Neural Style is a very interesting in-depth learning application: input a picture of the representative content and a picture of the representative style, and the in-depth learning network will output a new work that combines the style and content.
TensorFlow is Google's most popular open source in-depth learning framework. Author anishathalye implements Neural Style using TensorFlow and puts it open source on GitHub. This paper makes a deep analysis of his code. Please click on the code Here.
Pretrained VGG-19 Model
VGG ranked first and second respectively on ILSVRC localization and classification in 2014. VGG-19 is one of the models. The official website provides pre-trained coefficients, which are often used by the industry to transform the features of original pictures.

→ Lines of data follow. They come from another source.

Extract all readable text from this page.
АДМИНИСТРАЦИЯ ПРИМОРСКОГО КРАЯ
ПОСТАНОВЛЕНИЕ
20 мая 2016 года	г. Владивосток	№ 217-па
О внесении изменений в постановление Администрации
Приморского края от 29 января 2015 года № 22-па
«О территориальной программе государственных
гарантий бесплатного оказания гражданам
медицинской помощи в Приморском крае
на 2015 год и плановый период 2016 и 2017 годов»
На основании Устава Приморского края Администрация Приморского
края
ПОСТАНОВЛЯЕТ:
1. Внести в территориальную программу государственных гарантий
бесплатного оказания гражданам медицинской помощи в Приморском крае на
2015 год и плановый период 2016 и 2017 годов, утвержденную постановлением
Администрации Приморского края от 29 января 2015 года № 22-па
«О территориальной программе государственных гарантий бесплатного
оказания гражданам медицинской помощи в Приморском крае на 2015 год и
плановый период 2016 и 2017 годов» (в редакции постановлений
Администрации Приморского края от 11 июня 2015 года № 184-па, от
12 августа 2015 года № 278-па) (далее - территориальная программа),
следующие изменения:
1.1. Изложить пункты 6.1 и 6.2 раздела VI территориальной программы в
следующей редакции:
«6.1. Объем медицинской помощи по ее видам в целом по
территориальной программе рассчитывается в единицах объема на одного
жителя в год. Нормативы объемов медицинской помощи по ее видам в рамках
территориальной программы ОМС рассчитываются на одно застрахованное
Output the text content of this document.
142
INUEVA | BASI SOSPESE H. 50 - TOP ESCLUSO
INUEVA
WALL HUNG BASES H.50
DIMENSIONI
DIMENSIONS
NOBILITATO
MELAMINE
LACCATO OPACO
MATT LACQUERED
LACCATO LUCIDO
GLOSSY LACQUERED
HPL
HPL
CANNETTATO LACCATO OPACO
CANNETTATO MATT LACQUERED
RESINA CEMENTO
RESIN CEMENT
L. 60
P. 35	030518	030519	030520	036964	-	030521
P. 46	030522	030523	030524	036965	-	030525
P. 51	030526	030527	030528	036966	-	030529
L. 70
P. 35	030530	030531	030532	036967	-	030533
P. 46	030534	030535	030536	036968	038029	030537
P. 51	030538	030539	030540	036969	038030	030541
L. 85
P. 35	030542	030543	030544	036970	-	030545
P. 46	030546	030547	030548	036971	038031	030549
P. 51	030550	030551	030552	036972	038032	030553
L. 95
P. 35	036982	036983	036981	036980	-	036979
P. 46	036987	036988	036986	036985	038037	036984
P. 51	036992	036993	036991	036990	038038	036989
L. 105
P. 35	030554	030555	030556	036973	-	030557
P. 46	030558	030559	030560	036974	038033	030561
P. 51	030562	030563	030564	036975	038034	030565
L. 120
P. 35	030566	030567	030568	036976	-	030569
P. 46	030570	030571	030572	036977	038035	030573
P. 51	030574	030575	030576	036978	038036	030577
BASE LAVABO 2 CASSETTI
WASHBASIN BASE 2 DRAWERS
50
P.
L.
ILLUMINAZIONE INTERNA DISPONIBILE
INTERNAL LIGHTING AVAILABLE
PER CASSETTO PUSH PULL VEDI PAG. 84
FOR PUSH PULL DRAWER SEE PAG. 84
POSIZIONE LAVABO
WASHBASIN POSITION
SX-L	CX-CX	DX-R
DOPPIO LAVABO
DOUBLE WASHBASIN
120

VGG-19 is a very deep neural network with 19 layers. Its basic structure is as follows:
The first several layers are the alternation of convolution and maxpool, each convolution contains several convolution layers, and the last one is followed by three full connection layers. Specifically, the first convolution contains two convolution layers, the second convolution contains two convolution layers, the third convolution contains four convolution layers, the fourth convolution contains four convolution layers, and the fifth convolution contains four convolution layers. Therefore, there are 16 convolution layers, plus three full-connection layers, a total of 19 layers, which is called VGG-19 model. The neural network structure of VGG-19 is shown in the following table:
Neural Style only relies on the convolution layer of VGG-19. Need to use the neural network layer to enumerate as follows:
VGG19_LAYERS = ( 'conv1_1', 'relu1_1', 'conv1_2', 'relu1_2', 'pool1', 'conv2_1', 'relu2_1', 'conv2_2', 'relu2_2', 'pool2', 'conv3_1', 'relu3_1', 'conv3_2', 'relu3_2', 'conv3_3', 'relu3_3', 'conv3_4', 'relu3_4', 'pool3', 'conv4_1', 'relu4_1', 'conv4_2', 'relu4_2', 'conv4_3', 'relu4_3', 'conv4_4', 'relu4_4', 'pool4', 'conv5_1', 'relu5_1', 'conv5_2', 'relu5_2', 'conv5_3', 'relu5_3', 'conv5_4', 'relu5_4' )
We can start with MatCovNet Download Page Obtain the model coefficient file of VGG-19 model trained in advance. This file is in Matlab format, and we can use Python's scipy.io to read the data.
This data contains a lot of information. We need information about kernels and bias of each layer of neural network. Kernels are acquired by data['layers'][0] [Layer i] [0] [0] [0] [0] [0] [0] [0] [0] [0] [0] [0] [0], [0] [0] [0] [0], [width, height, in_channels, out_channels], and bias are acquired by data['layers'][0] [0] [Layer i] [0] [0] [0] [0] [0] [0] [0] [0] [0] [0] [0], in the shape of For the convolution of VGG-19, all filters of 3X3 are used, so the width is 3 and the height is 3. Note that the number of layers i refers to the finest-grained layers, including conv, relu, pool, fc operations. Therefore, i=0 is a convolution core, i=1 is a relu, i=2 is a convolution core, i=3 is a relu, i=4 is a pool, i=5 is a convolution core,... i=37 is the full connection layer, and so on. The pooling of VGG-19 uses max-pooling of 2X2 in length and width. Neural Style replaces it with average-pooling, because the author finds that the effect is slightly better.
VGG-19 needs to preprocess the input image in one step, subtracting the RGB mean of each pixel from the training set. The RGB mean of VGG-19 can be obtained by np.mean(data['normalization'][0][0][0], axis=(0, 1), and its value is [123.68 116.779 103.939].
In summary, we can use the following code vgg.py to read the VGG-19 neural network and construct the Neural Style model.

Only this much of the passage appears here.